For leftists, McHugh has committed the big sin of calling out sex deviants for having mental disabilities, even as he asserts the societal value of good psychiatry, morality, and good behavior. How uncool, considering the left’s zeitgeist.

Here are some of his ideas and accomplishments:

  • Freud and Freudian psychiatry are unscientific and unreliable. They have negatively affected good psychiatric practice, which must be more evidence-based and scientific.
  • The Diagnostic and Statistical Manual (DSM) of Mental Disorders skips the hard work of good psychiatric care. He focuses on psychiatry grounded in motivated behaviors, genetics, epidemiology, and neuropsychiatry.
  • He supports the Mini-Mental-Status exam for dementia and cognition, which he helped develop and that is widely used to evaluate cognitive capacity.
  • In his textbook Perspectives of Psychiatry, which he co-authored with Dr. Phillip Slavney, he advocates evidence-based psychiatry that has support from genetics, neurology, behavioral psych, psych therapy, and social science.
  • His research on memories of trauma shows that victims of trauma and abuse are haunted by the experience rather than suppressing it. This debunked the life-destroying theory of recovered memories of childhood sex abuse.
  • He describes homosexual orientation as a choice based on desires and influenced by the environment. I think of it as a fetish, which is a paraphilia (that is, intense sexual pleasure from deviant sources). McHugh’s opinions are based on his studies of motivated behaviors.
  • He asserted that dysmorphism and gender confusion are mental health disorders, not a person stuck in the wrong body.
  • He has written on the negative outcomes of gender transition treatment long before Dr. Cass did her study in the UK. He condemns the surgical mutilation approach, the media/chattering class meme, and cherry-picked stories and scare scenarios that promote gender change treatment.
  • He insists that, in medicine, the rule should always be primum non nocere (first do no harm). This applies to the gender transition movement that proposes draconian physical treatments for mental disorders.
  • Along with Leon Kass, Dr. McHugh believes that there is a problem of medicalization in America. This is the mindset that believes there is a pill for every problem and a diagnosis for everything. There is an obsession with medical interventions, professional counseling, treatments for the realities of life, and even medical treatments to enhance performance.

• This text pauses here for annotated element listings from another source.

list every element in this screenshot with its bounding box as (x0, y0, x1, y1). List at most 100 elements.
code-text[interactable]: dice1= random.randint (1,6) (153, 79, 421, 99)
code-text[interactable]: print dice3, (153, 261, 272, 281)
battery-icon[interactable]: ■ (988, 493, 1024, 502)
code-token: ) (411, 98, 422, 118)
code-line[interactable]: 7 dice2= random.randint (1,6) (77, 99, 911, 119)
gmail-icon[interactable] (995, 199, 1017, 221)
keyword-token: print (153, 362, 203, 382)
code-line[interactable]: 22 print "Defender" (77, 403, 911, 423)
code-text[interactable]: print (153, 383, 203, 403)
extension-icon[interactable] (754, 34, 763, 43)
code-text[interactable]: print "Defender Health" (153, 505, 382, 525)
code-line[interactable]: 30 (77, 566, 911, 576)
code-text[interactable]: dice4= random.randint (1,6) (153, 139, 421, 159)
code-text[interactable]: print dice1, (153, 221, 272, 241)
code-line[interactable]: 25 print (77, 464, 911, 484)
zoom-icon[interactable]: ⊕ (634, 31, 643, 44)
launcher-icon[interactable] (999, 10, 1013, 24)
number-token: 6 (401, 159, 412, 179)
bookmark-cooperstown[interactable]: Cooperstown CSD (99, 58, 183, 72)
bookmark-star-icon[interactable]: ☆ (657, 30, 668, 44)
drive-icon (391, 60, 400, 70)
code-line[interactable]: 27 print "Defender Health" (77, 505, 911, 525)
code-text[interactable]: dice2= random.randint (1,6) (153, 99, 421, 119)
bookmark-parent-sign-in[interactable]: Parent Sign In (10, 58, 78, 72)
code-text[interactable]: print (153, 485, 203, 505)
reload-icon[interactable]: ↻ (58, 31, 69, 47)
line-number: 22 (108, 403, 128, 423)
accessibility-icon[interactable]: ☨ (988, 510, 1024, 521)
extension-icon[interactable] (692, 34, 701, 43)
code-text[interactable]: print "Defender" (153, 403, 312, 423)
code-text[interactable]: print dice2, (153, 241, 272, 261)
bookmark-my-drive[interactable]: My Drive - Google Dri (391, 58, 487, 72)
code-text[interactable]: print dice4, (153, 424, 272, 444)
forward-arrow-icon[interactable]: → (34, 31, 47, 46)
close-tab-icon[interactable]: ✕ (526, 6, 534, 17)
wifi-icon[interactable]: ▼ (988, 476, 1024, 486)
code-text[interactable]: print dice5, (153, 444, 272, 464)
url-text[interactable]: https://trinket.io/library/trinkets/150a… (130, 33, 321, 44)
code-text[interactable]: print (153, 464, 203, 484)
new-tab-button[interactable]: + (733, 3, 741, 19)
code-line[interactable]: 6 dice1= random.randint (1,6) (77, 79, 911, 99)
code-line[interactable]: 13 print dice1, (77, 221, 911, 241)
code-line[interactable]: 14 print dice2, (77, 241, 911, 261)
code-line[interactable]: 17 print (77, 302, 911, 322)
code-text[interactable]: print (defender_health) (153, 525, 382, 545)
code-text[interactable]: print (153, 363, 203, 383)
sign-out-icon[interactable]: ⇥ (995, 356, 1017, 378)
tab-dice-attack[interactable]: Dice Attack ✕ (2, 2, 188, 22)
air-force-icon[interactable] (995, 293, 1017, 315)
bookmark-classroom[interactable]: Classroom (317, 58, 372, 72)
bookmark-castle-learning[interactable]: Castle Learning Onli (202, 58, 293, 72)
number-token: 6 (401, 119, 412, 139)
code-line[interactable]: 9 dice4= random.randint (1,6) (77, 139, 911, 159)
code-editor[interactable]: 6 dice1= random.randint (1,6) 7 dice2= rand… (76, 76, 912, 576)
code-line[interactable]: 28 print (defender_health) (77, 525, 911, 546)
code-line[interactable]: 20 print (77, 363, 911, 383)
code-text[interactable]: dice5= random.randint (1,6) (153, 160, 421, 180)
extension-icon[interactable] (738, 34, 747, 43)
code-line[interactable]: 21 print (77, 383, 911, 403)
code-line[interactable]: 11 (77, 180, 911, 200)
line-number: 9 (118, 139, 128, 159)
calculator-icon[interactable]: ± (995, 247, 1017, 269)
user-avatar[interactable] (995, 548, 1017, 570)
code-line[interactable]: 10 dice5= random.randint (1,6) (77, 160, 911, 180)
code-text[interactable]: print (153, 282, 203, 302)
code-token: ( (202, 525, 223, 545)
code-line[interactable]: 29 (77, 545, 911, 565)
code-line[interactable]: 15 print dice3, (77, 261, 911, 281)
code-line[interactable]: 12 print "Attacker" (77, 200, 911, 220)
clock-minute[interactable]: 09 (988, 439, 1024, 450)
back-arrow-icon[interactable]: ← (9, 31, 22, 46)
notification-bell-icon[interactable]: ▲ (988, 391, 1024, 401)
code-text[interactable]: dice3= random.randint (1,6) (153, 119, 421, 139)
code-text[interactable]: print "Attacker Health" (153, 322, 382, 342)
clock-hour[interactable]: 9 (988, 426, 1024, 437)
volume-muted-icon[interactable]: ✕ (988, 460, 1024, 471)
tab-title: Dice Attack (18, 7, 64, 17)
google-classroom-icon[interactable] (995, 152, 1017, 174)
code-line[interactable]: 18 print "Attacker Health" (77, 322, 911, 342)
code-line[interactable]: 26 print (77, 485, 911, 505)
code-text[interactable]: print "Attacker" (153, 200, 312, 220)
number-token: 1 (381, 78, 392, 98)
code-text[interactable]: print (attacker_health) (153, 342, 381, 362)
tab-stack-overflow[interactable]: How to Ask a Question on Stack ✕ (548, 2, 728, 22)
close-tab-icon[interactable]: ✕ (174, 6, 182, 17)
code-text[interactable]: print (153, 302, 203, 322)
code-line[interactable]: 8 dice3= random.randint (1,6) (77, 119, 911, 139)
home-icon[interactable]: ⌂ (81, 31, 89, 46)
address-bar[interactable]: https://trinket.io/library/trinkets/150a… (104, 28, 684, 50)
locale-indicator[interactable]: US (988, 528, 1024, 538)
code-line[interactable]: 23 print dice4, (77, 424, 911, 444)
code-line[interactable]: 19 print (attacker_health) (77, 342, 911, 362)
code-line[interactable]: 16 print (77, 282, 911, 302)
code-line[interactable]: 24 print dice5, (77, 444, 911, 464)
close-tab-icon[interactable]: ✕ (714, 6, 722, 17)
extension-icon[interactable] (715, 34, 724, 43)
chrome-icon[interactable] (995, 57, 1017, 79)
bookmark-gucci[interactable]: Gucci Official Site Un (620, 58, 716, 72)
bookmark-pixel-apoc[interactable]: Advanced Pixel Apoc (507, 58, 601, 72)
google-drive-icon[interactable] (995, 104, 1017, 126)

Regarding this last point, the reader cannot help but consider what has happened in the matter of gender dysmorphism and appropriate medical management. There have been other mass hysteria epidemics, but this one is certainly emblematic of the societal problem of medicalization.

Medical professionals with a “do something” mandate sometimes jump in with poorly chosen interventions or solutions because professionals sometimes forget the proper methods for assessing the key issue: What is the problem, and do we have an efficacious and safe solution? Alternatively, will our intervention make things worse or create a new problem? Hormone treatments and mutilating surgery have permanent effects that cannot be extinguished.

Dr. McHugh’s wisdom is a product of intelligence, education, and experience. He has provided an insightful and beneficial voice for medicine. Too bad that his advice has often been ignored.

Image: Dr. Paul McHugh (edited). YouTube screen grab.

John Dale Dunn, MD, JD, is a 50-year emergency physician and 40-year attorney who was a consultant and physician with the local public mental health program for two decades.